In that mind-boggling context, slapping further sanctions and abusing bloc power and politics to crush Russian companies and undermine their partners only challenge the rules-based international order.

Multilateralism and mutually-beneficial cooperation are in the interests of all countries, while unilateralism and protectionism go against the trend of history and will lead to an all-encompassing economic turmoil. Facing bloc politics, countries cannot sit by in silence, seeing that anyone could be the next target.

The West's military marriage with Ukraine and the economic warfare against Russia may be entirely responsible for the severe setback in energy security in the Western hemisphere. This hasn't made the U.S. or NATO safe. Nor did it hurt Russia's economy. Quite the reverse, it has hurt global security, Western economies and energy markets.

Sanctions have only had a "limited impact" on production. Although Russian oil exports to Europe and the U.S. have dropped, the International Energy Agency said demand elsewhere has increased in a switch that blunted the financial impact on the Kremlin.
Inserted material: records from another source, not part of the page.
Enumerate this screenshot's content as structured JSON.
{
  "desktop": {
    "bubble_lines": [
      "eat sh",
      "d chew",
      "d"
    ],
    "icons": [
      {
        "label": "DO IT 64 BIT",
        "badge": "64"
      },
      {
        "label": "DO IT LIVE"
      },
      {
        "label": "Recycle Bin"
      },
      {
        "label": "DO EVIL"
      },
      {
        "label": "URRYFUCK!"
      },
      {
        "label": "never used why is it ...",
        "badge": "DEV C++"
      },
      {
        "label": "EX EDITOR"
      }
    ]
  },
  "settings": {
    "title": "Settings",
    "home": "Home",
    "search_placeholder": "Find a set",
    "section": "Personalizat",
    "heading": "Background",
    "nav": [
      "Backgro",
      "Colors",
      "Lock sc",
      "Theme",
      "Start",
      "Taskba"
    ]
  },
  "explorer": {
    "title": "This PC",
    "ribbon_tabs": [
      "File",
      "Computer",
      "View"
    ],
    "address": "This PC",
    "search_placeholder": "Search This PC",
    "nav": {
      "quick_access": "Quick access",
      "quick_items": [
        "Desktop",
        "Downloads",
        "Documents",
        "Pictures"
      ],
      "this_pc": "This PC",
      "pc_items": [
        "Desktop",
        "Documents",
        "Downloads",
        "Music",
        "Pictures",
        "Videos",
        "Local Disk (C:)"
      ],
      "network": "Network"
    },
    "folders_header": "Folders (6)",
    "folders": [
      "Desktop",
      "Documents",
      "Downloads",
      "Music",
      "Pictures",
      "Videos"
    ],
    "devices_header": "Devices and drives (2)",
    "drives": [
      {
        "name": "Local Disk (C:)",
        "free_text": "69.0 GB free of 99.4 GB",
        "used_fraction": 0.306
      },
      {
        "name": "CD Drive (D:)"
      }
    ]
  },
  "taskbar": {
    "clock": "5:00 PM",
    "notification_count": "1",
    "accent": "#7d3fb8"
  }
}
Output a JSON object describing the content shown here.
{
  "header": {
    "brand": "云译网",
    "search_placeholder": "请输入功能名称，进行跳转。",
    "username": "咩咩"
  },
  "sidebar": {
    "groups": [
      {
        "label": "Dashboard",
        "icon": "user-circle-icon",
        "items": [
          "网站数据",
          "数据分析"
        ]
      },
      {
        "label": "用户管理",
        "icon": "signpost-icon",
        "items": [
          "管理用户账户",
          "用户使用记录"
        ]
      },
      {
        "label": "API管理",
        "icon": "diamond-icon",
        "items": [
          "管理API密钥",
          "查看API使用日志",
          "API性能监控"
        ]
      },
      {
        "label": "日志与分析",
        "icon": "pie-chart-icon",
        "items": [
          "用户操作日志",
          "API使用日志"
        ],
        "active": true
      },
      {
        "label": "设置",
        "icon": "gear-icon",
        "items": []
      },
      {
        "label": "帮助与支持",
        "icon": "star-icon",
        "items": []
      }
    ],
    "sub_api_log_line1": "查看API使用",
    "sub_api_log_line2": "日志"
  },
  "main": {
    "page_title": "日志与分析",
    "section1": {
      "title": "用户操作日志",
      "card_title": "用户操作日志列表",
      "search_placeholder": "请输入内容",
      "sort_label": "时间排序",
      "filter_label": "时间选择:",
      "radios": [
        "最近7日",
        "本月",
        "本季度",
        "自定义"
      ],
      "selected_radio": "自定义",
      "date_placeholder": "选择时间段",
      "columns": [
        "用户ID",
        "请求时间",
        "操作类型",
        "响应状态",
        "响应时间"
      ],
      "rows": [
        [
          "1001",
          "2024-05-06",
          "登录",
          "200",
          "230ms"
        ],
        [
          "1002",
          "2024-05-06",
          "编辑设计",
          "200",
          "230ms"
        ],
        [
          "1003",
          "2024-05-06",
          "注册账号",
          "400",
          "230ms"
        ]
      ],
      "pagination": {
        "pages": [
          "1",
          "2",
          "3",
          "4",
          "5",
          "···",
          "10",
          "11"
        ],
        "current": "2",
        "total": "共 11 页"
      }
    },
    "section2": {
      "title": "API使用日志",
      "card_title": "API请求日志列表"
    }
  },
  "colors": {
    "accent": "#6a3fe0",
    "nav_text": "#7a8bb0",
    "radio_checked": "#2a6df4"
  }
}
Concerning differences and frictions on NATO expansion and Russian security front, all sides may need to update their language and work together to find a way out of the present stand-off. It is the safest bet to de-escalate the situation and subsequently end the global energy crisis with all those first-class lies, for-profit mercenary warriors and expensive weaponry sales in the background.

Given the standard bullet-point repertoire, when it comes to diplomacy with Moscow, the law of the land for the U.S. and NATO partners doesn't have to be to show up with a gun in one hand and a stick in the other, and ask which Moscow would prefer.